Across the Capitol, Senator Mitch McConnell, the top Republican, took the rare step of issuing a rebuke of Greene. “Loony lies and conspiracy theories are cancer for the Republican Party and our country,” McConnell said in a statement Monday night. “Somebody who’s suggested that perhaps no airplane hit the Pentagon on 9/11, that horrifying school shootings were pre-staged, and that the Clintons crashed JFK Jr.’s airplane is not living in reality.” Other high-profile GOP voices like Senator Mitt Romney also sounded notes of alarm. “I think we should have nothing to do with Marjorie Taylor Greene, and think we should repudiate the things she said and move away from her.”

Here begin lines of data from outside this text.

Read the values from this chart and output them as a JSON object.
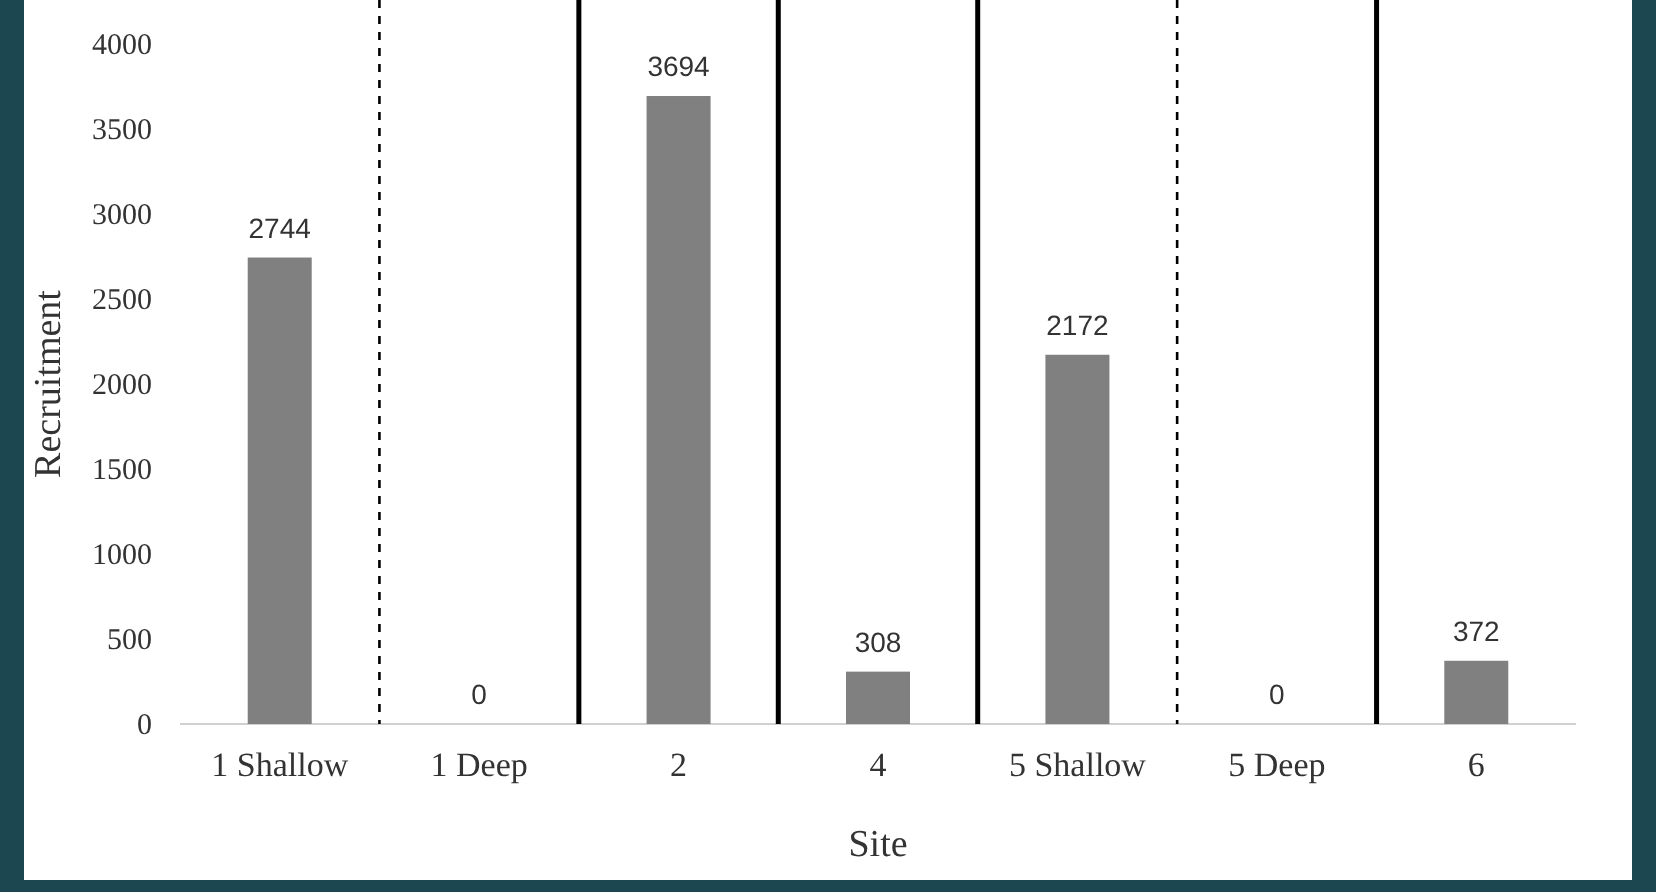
{
  "chart_data": {
    "type": "bar",
    "xlabel": "Site",
    "ylabel": "Recruitment",
    "categories": [
      "1 Shallow",
      "1 Deep",
      "2",
      "4",
      "5 Shallow",
      "5 Deep",
      "6"
    ],
    "values": [
      2744,
      0,
      3694,
      308,
      2172,
      0,
      372
    ],
    "color": "#808080",
    "data_labels": true,
    "ylim": [
      0,
      4000
    ],
    "yticks": [
      0,
      500,
      1000,
      1500,
      2000,
      2500,
      3000,
      3500,
      4000
    ],
    "grid": false
  }
}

Meanwhile, Greene, who spoke one-on-one with McCarthy on Tuesday and said she spoke with Trump by phone on January 30, also fundraised off of Democrats “trying to expel me from Congress.” On Wednesday after the meeting, she tweeted she had received more than 13,000 donations. Ahead of the vote on Thursday, Greene gave floor remarks in which she equated the press with Q-Anon and though she expressed regret for past statements, she did not apologize. “There were words of the past, and these things do not represent me, they do not represent my district, and they do not represent my values,” Greene said.
Influential conservative voices from outside the conference have also started to weigh in on Greene, including the Republican Jewish Coalition which put out a statement condemning her. On Thursday morning, Matt Brooks, the group’s executive director, was complimentary of the way McCarthy handled the situation. “From (McCarthy’s) perspective, yesterday was the best possible outcome,” Brooks says. “The way it played out, [he] was able to hold and keep the fault lines and the fissures within the Republican conference from splintering the group.”
It’s unclear how long McCarthy can manage to keep the party moving forward on the dual tracks that have clearly emerged. Rep. Jaime Herrera Beutler of Washington, who like Cheney voted to impeach Trump, was asked on her way into the Wednesday’s meeting whether McCarthy had a responsibility to defend his fellow leader. “I think leaders have a responsibility to lead,” she said. “We’ll see if they do.” Which way McCarthy will ultimately lean remains to be seen.